Amnesty asks government to respect human rights when hiring Cuban doctors

Amnesty International Portugal (AI) has asked the Minister of Health to ensure that the hiring of Cuban doctors for the National Health Service (SNS) respects human rights and national sovereignty and legislation.

In a letter sent to the Minister of Health, Manuel Pizarro, AI appeals “so that the government of Portugal cannot inadvertently be an accomplice and promoter of human trafficking and / or forced labor to third parties”, in hiring Cuban doctors for the SNS.

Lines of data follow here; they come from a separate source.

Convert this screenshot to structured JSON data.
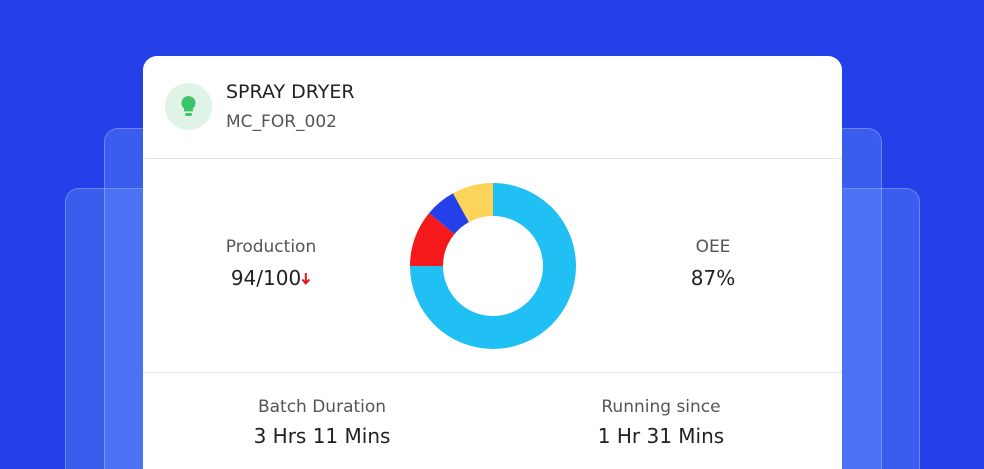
{
  "header": {
    "title": "SPRAY DRYER",
    "subtitle": "MC_FOR_002"
  },
  "stats": [
    {
      "label": "Production",
      "value": "94/100"
    },
    {
      "label": "OEE",
      "value": "87%"
    },
    {
      "label": "Batch Duration",
      "value": "3 Hrs 11 Mins"
    },
    {
      "label": "Running since",
      "value": "1 Hr 31 Mins"
    }
  ],
  "chart_data": {
    "type": "donut",
    "values": [
      75,
      11,
      6,
      8
    ],
    "colors": [
      "#20c0f5",
      "#f5191c",
      "#2540e8",
      "#fdd45a"
    ]
  }
}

Noting that “the practice of sending Cuban doctors to missions abroad by the Cuban State is not recent”, AI stresses that this “has been done through laws and rules of repression against health professionals, rules that are unacceptable for a rule of law”, pointing to the Cuban State’s frequent restriction of rights of health professionals sent to third countries, including freedom of expression, association or movement.

The letter, signed by the Executive Director of AI Portugal, Pedro Neto, recalls Portugal’s responsibility “to ensure that companies or States with which it enters into agreements for the provision of services or the supply of professional staff comply with human rights, with other Portuguese legislation in force with regard to the professionals who will implement these agreements in practice, and with the legislation in force in Portugal, where the provision of services is actually carried out”.

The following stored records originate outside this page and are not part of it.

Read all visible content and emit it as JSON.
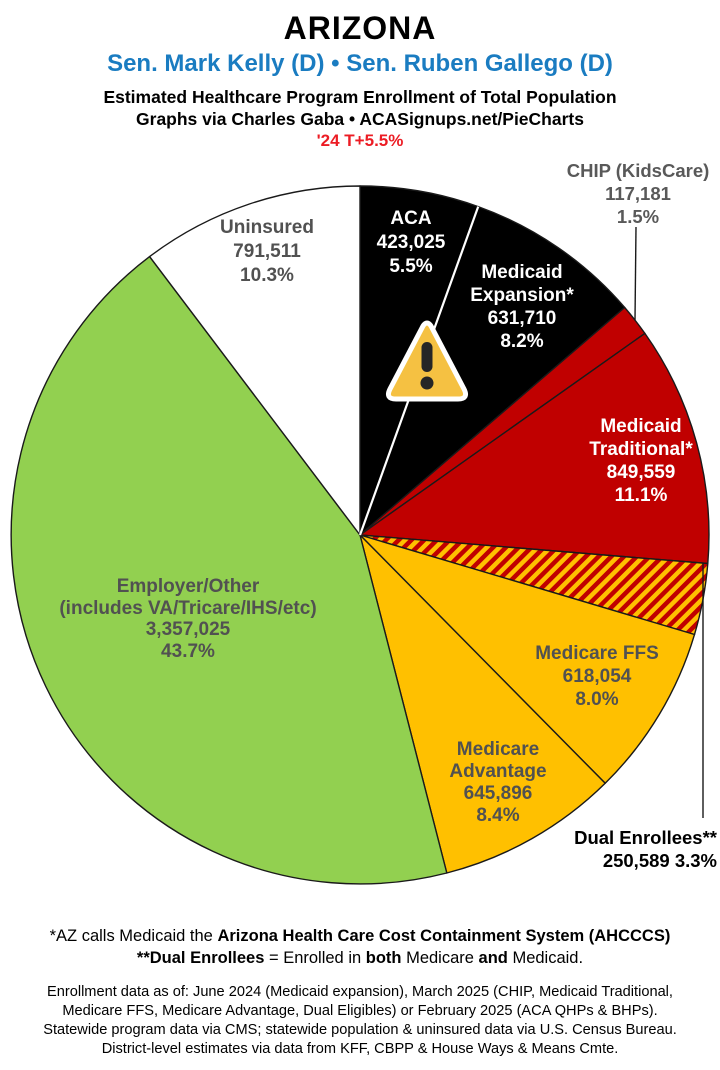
{
  "header": {
    "title": "ARIZONA",
    "subtitle": "Sen. Mark Kelly (D) • Sen. Ruben Gallego (D)",
    "description_line1": "Estimated Healthcare Program Enrollment of Total Population",
    "description_line2": "Graphs via Charles Gaba   •   ACASignups.net/PieCharts",
    "trend_note": "'24 T+5.5%"
  },
  "chart_data": {
    "type": "pie",
    "title": "Estimated Healthcare Program Enrollment of Total Population",
    "start_angle_deg": 0,
    "direction": "clockwise",
    "total_pct": 100.0,
    "slices": [
      {
        "name": "ACA",
        "value": 423025,
        "value_str": "423,025",
        "pct": 5.5,
        "pct_str": "5.5%",
        "color": "#000000",
        "label_position": "inside"
      },
      {
        "name": "Medicaid Expansion*",
        "name_lines": [
          "Medicaid",
          "Expansion*"
        ],
        "value": 631710,
        "value_str": "631,710",
        "pct": 8.2,
        "pct_str": "8.2%",
        "color": "#000000",
        "label_position": "inside"
      },
      {
        "name": "CHIP (KidsCare)",
        "value": 117181,
        "value_str": "117,181",
        "pct": 1.5,
        "pct_str": "1.5%",
        "color": "#C00000",
        "label_position": "callout"
      },
      {
        "name": "Medicaid Traditional*",
        "name_lines": [
          "Medicaid",
          "Traditional*"
        ],
        "value": 849559,
        "value_str": "849,559",
        "pct": 11.1,
        "pct_str": "11.1%",
        "color": "#C00000",
        "label_position": "inside"
      },
      {
        "name": "Dual Enrollees**",
        "value": 250589,
        "value_str": "250,589",
        "pct": 3.3,
        "pct_str": "3.3%",
        "color": "hatch",
        "label_position": "callout"
      },
      {
        "name": "Medicare FFS",
        "value": 618054,
        "value_str": "618,054",
        "pct": 8.0,
        "pct_str": "8.0%",
        "color": "#FFC000",
        "label_position": "inside"
      },
      {
        "name": "Medicare Advantage",
        "name_lines": [
          "Medicare",
          "Advantage"
        ],
        "value": 645896,
        "value_str": "645,896",
        "pct": 8.4,
        "pct_str": "8.4%",
        "color": "#FFC000",
        "label_position": "inside"
      },
      {
        "name": "Employer/Other (includes VA/Tricare/IHS/etc)",
        "name_lines": [
          "Employer/Other",
          "(includes VA/Tricare/IHS/etc)"
        ],
        "value": 3357025,
        "value_str": "3,357,025",
        "pct": 43.7,
        "pct_str": "43.7%",
        "color": "#92D050",
        "label_position": "inside"
      },
      {
        "name": "Uninsured",
        "value": 791511,
        "value_str": "791,511",
        "pct": 10.3,
        "pct_str": "10.3%",
        "color": "#FFFFFF",
        "label_position": "inside"
      }
    ],
    "hatch": {
      "base": "#C00000",
      "stripe": "#FFC000"
    }
  },
  "colors": {
    "subtitle_blue": "#1A7CC1",
    "trend_red": "#EC1C24",
    "slice_black": "#000000",
    "slice_red": "#C00000",
    "slice_gold": "#FFC000",
    "slice_green": "#92D050",
    "slice_white": "#FFFFFF",
    "inside_label_dark": "#515151",
    "callout_label_gray": "#595959",
    "warning_icon_fill": "#F5C142"
  },
  "footnotes": {
    "line1_segments": [
      {
        "t": "*AZ calls Medicaid the ",
        "b": 0
      },
      {
        "t": "Arizona Health Care Cost Containment System (AHCCCS)",
        "b": 1
      }
    ],
    "line2_segments": [
      {
        "t": "**Dual Enrollees",
        "b": 1
      },
      {
        "t": " = Enrolled in ",
        "b": 0
      },
      {
        "t": "both",
        "b": 1
      },
      {
        "t": " Medicare ",
        "b": 0
      },
      {
        "t": "and",
        "b": 1
      },
      {
        "t": " Medicaid.",
        "b": 0
      }
    ],
    "data_lines": [
      "Enrollment data as of: June 2024 (Medicaid expansion), March 2025 (CHIP, Medicaid Traditional,",
      "Medicare FFS, Medicare Advantage, Dual Eligibles) or February 2025 (ACA QHPs & BHPs).",
      "Statewide program data via CMS; statewide population & uninsured data via U.S. Census Bureau.",
      "District-level estimates via data from KFF, CBPP & House Ways & Means Cmte."
    ]
  }
}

“Having understood the principle of territoriality, Portugal cannot accept the extraterritorial application of Cuban laws in our country and which, moreover, are contrary to Portuguese legislation,” it adds.

Regarding the rights of freedom of expression, association and movement, AI asks that they be guaranteed “without more limitations” than those applicable under Portuguese law, and that it rejects that a “third and non-national State or company commit any type of interference with the sovereignty of our country and the Portuguese legislation applied to other citizens and residents”.

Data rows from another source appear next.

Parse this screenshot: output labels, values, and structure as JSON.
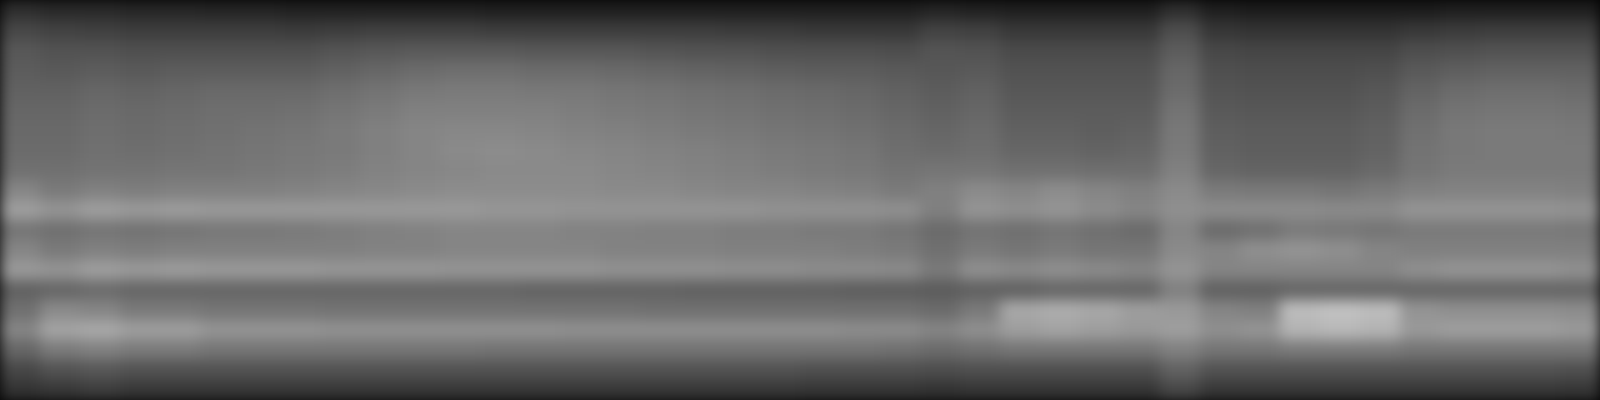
{
  "chart_data": {
    "type": "heatmap",
    "tick_labels": false,
    "zlim": [
      0,
      100
    ],
    "cells": [
      [
        18,
        16,
        16,
        15,
        15,
        14,
        14,
        13,
        13,
        13,
        13,
        13,
        12,
        12,
        12,
        12,
        12,
        12,
        12,
        12,
        12,
        12,
        12,
        14,
        13,
        12,
        12,
        12,
        12,
        18,
        12,
        11,
        11,
        11,
        11,
        11,
        12,
        12,
        12,
        12
      ],
      [
        28,
        26,
        25,
        24,
        24,
        24,
        24,
        23,
        24,
        25,
        25,
        25,
        24,
        24,
        24,
        24,
        24,
        24,
        23,
        23,
        22,
        22,
        22,
        26,
        25,
        22,
        22,
        22,
        22,
        30,
        21,
        20,
        20,
        20,
        20,
        22,
        23,
        24,
        24,
        24
      ],
      [
        34,
        32,
        32,
        31,
        31,
        31,
        31,
        31,
        33,
        34,
        35,
        35,
        35,
        34,
        34,
        34,
        33,
        32,
        32,
        31,
        31,
        31,
        30,
        33,
        32,
        29,
        29,
        29,
        29,
        36,
        28,
        27,
        27,
        27,
        27,
        30,
        31,
        32,
        32,
        32
      ],
      [
        36,
        35,
        36,
        35,
        36,
        36,
        36,
        36,
        38,
        40,
        42,
        43,
        43,
        42,
        42,
        41,
        40,
        39,
        38,
        37,
        36,
        36,
        35,
        34,
        35,
        32,
        32,
        32,
        32,
        40,
        31,
        30,
        30,
        30,
        31,
        35,
        37,
        38,
        38,
        38
      ],
      [
        38,
        38,
        40,
        39,
        40,
        41,
        41,
        41,
        43,
        45,
        47,
        48,
        48,
        47,
        47,
        46,
        45,
        44,
        43,
        42,
        41,
        40,
        38,
        36,
        38,
        34,
        34,
        34,
        34,
        42,
        33,
        32,
        32,
        32,
        34,
        39,
        42,
        43,
        43,
        42
      ],
      [
        40,
        40,
        42,
        41,
        42,
        43,
        43,
        44,
        46,
        48,
        50,
        50,
        50,
        50,
        49,
        48,
        47,
        46,
        45,
        44,
        43,
        42,
        40,
        38,
        40,
        36,
        36,
        36,
        36,
        45,
        35,
        34,
        34,
        34,
        36,
        42,
        45,
        46,
        46,
        45
      ],
      [
        41,
        41,
        43,
        42,
        43,
        44,
        45,
        46,
        48,
        50,
        52,
        53,
        53,
        52,
        51,
        50,
        49,
        48,
        47,
        46,
        45,
        44,
        42,
        40,
        42,
        38,
        38,
        37,
        38,
        47,
        37,
        36,
        36,
        36,
        38,
        44,
        47,
        48,
        48,
        47
      ],
      [
        42,
        42,
        44,
        43,
        44,
        45,
        46,
        47,
        48,
        50,
        52,
        54,
        55,
        54,
        53,
        52,
        51,
        50,
        49,
        48,
        47,
        46,
        43,
        42,
        43,
        40,
        40,
        39,
        40,
        48,
        38,
        37,
        37,
        37,
        39,
        45,
        47,
        48,
        48,
        48
      ],
      [
        44,
        44,
        45,
        45,
        46,
        46,
        47,
        48,
        49,
        51,
        52,
        53,
        54,
        54,
        54,
        53,
        52,
        51,
        50,
        49,
        48,
        47,
        45,
        46,
        46,
        44,
        44,
        43,
        43,
        50,
        40,
        39,
        39,
        39,
        41,
        46,
        48,
        48,
        48,
        48
      ],
      [
        52,
        48,
        50,
        49,
        50,
        50,
        50,
        51,
        52,
        53,
        54,
        55,
        55,
        55,
        55,
        54,
        54,
        53,
        52,
        52,
        51,
        50,
        48,
        50,
        54,
        52,
        55,
        52,
        50,
        54,
        48,
        47,
        47,
        46,
        48,
        50,
        51,
        51,
        51,
        50
      ],
      [
        62,
        58,
        62,
        60,
        61,
        60,
        60,
        60,
        60,
        60,
        60,
        60,
        59,
        59,
        58,
        58,
        58,
        58,
        58,
        57,
        57,
        57,
        56,
        50,
        58,
        56,
        58,
        55,
        52,
        56,
        55,
        55,
        55,
        54,
        54,
        58,
        58,
        58,
        58,
        57
      ],
      [
        46,
        44,
        46,
        45,
        46,
        47,
        47,
        48,
        49,
        50,
        51,
        52,
        52,
        52,
        51,
        51,
        50,
        50,
        49,
        49,
        48,
        48,
        46,
        42,
        45,
        44,
        46,
        44,
        42,
        52,
        42,
        44,
        48,
        47,
        46,
        48,
        48,
        48,
        48,
        47
      ],
      [
        52,
        48,
        50,
        49,
        50,
        50,
        50,
        50,
        50,
        51,
        51,
        52,
        52,
        52,
        52,
        51,
        51,
        51,
        50,
        50,
        50,
        49,
        48,
        44,
        48,
        46,
        48,
        46,
        46,
        54,
        52,
        56,
        58,
        56,
        52,
        50,
        50,
        50,
        50,
        50
      ],
      [
        60,
        58,
        62,
        60,
        61,
        60,
        60,
        60,
        59,
        59,
        59,
        58,
        58,
        58,
        58,
        57,
        57,
        57,
        56,
        56,
        55,
        55,
        54,
        48,
        56,
        54,
        56,
        54,
        52,
        58,
        52,
        52,
        52,
        52,
        52,
        56,
        58,
        58,
        58,
        56
      ],
      [
        38,
        40,
        42,
        40,
        40,
        40,
        40,
        40,
        40,
        40,
        40,
        40,
        40,
        39,
        39,
        39,
        39,
        38,
        38,
        38,
        38,
        37,
        37,
        36,
        38,
        38,
        40,
        40,
        40,
        50,
        38,
        38,
        40,
        40,
        40,
        40,
        40,
        40,
        40,
        40
      ],
      [
        44,
        54,
        52,
        48,
        48,
        46,
        46,
        46,
        45,
        45,
        45,
        45,
        45,
        45,
        45,
        45,
        44,
        44,
        44,
        44,
        44,
        44,
        44,
        42,
        48,
        66,
        68,
        66,
        62,
        60,
        52,
        50,
        74,
        76,
        74,
        58,
        56,
        56,
        56,
        55
      ],
      [
        52,
        64,
        66,
        62,
        62,
        58,
        58,
        58,
        57,
        57,
        57,
        57,
        57,
        57,
        56,
        56,
        56,
        56,
        56,
        56,
        56,
        55,
        55,
        52,
        56,
        62,
        64,
        62,
        60,
        62,
        56,
        58,
        70,
        72,
        70,
        60,
        62,
        62,
        62,
        60
      ],
      [
        40,
        48,
        50,
        48,
        48,
        46,
        46,
        46,
        46,
        46,
        46,
        46,
        45,
        45,
        45,
        45,
        45,
        45,
        45,
        45,
        45,
        45,
        44,
        42,
        44,
        46,
        46,
        46,
        46,
        50,
        46,
        46,
        48,
        48,
        48,
        46,
        46,
        46,
        46,
        46
      ],
      [
        28,
        32,
        34,
        32,
        32,
        32,
        32,
        32,
        32,
        32,
        32,
        32,
        32,
        32,
        32,
        32,
        32,
        32,
        32,
        32,
        31,
        31,
        31,
        30,
        31,
        31,
        31,
        31,
        31,
        38,
        32,
        32,
        32,
        32,
        32,
        32,
        32,
        32,
        32,
        31
      ],
      [
        20,
        22,
        24,
        22,
        22,
        22,
        22,
        22,
        22,
        22,
        22,
        22,
        22,
        22,
        22,
        22,
        22,
        22,
        22,
        22,
        21,
        21,
        21,
        20,
        21,
        21,
        21,
        21,
        21,
        28,
        22,
        22,
        22,
        22,
        22,
        22,
        22,
        22,
        22,
        21
      ]
    ]
  }
}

“In Portugal, Portuguese law must be complied with and it is exclusively up to the Government, the Public Prosecutor’s Office and other authorities and judicial bodies to monitor, within the scope of their powers, this compliance. The Portuguese government cannot, itself, or even indirectly, promote the opposite”, defends AI Portugal.

The human rights organization also asks for guarantees that the agreements established do not allow any repression for the relatives in Cuba of the doctors displaced in Portugal.

“In addition to the Portuguese government being able to develop this solution in a dignified manner, it should not fail to develop other solutions and efforts to guarantee the human right of access to health in Portugal, through the training of more health professionals in our country, with more measures to retain health professionals, with the coordination and optimization of all existing health services in the country so that access to health care is effectively guaranteed as a human right. All solutions to guarantee the human right that is access to health should not imply the violation of other human rights”, concludes the letter.

The Minister of Health announced that he intends to hire between 200 and 300 doctors in Latin America, who will be employed in primary health care in regions such as Alentejo, Algarve and Lisbon Vale do Tejo.